La Lucha exposes the way in which authorities and the public force have often cooperated with the mafia, and how the prevalent atmosphere of blatant illegality is a useful smokescreen to carry on social control and repression in order to strengthen the grip of the elite in the country and to advance their own economic interests. One story in the book that really made me physically sick, was that of the Reyes Salazar family who was nearly exterminated with army complicity, during the military occupation of Guadalupe in 2008. It was one of the members of this family who said that “The War on Drugs served as a smokescreen to eliminate opponents and other critical voices… voices that make the government uncomfortable: journalists, human rights defenders and political leaders”. It is no coincidence that the so-called War on Drugs came to Mexico in late 2006, precisely in the context of a deep crisis within the ruling block of that country –the Zapatistas had launched their new political front around their Sixth declaration, Oaxaca had been shaken by many months of popular power and protests led by the Popular Assemblies of the People’s of Oaxaca (APPO) movement and by the mass demonstrations calling the election of Felipe Calderón a fraud. Violence has managed to serve as a potent mechanism of social control in this scenario.

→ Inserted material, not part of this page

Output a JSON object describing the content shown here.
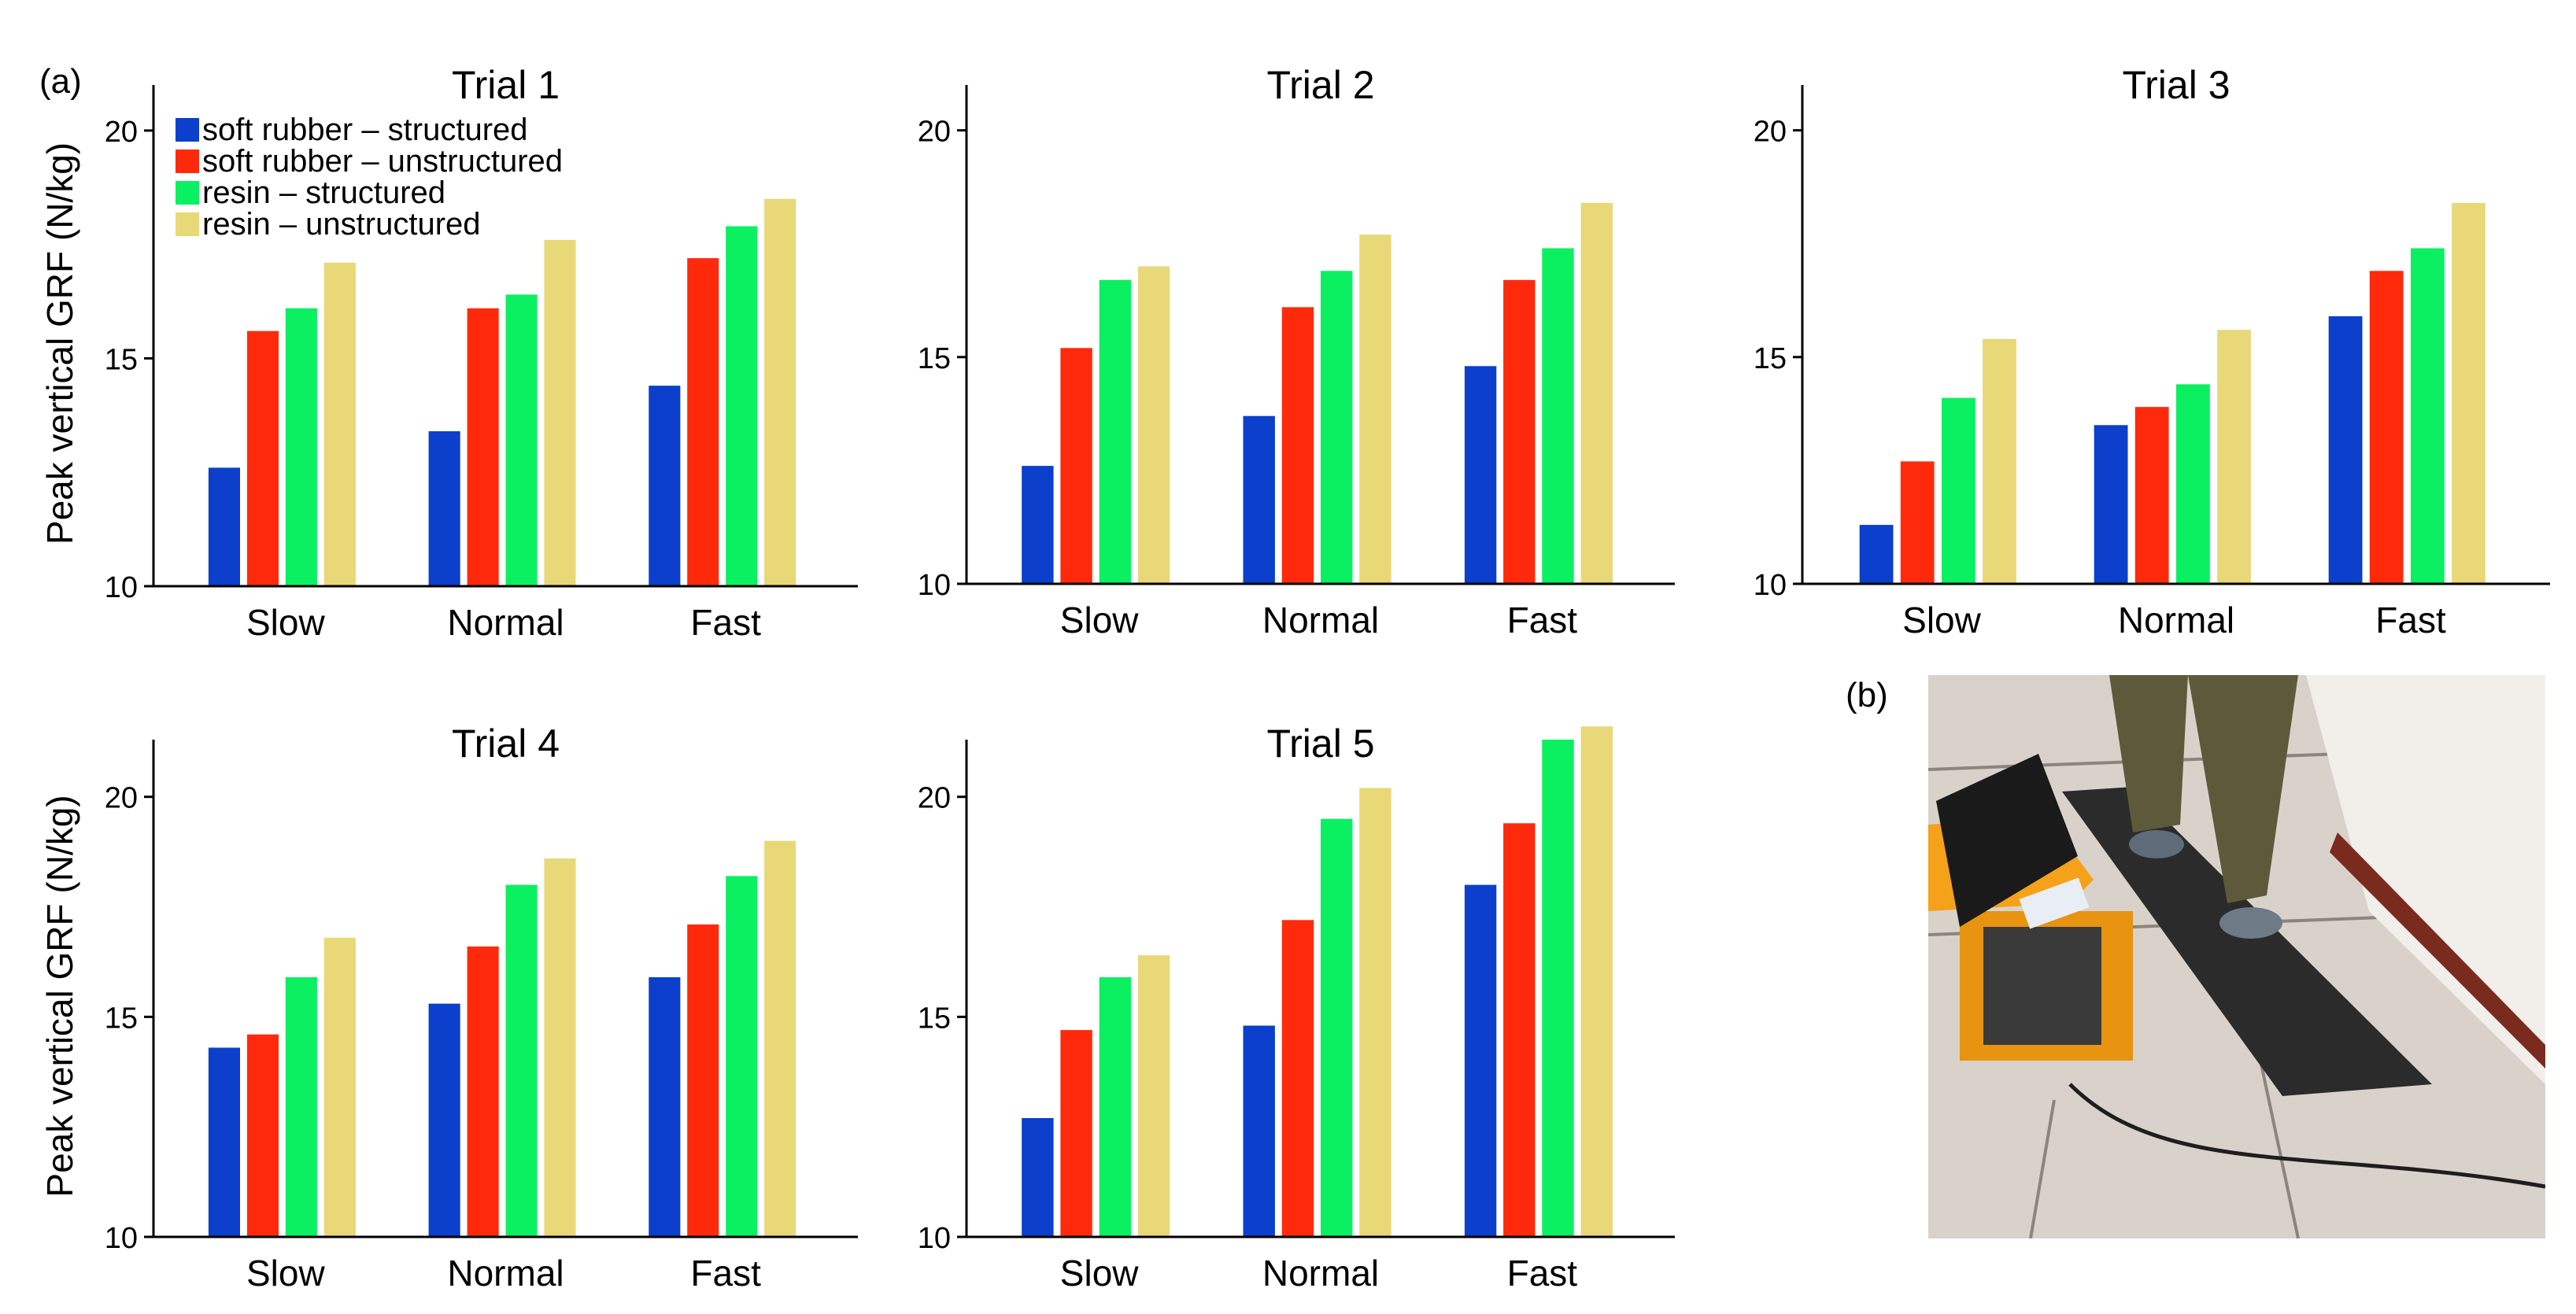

The main of the many merits of this book is that it tries to make sense of the violence in Mexico. It also contextualises it in the conflictive border relations with the US- where most of the guns that kill Mexicans are coming from anyway. The first story, indeed, portrays the interactions at a border crossing point. But La Lucha also, celebrates the courage of the thousands of human rights defenders in Mexico who, with the solid support from their communities, face the new model of political repression and social control which brings together the public force and political elites, together with the booming mafia economy. Years ago, an activist, when asked about the brutality of many murders in Mexico, was quick to respond: if we live brutal lives, if we are despised and treated with contempt, if we have no access to the basics that guarantee a dignified life, if we toil under a brutal regime of exploitation… is it any wonder that we are killed in such a brutal way? Unfortunately, the sensationalist media is more concerned about how Mexicans are killed rather than to enquire on how Mexicans live. La Lucha is a good anti-dote to this tendency and to start understanding the struggle of those Mexican Human Rights defenders, like Lucha Castro, who believe that “another world is possible, another world without violence”.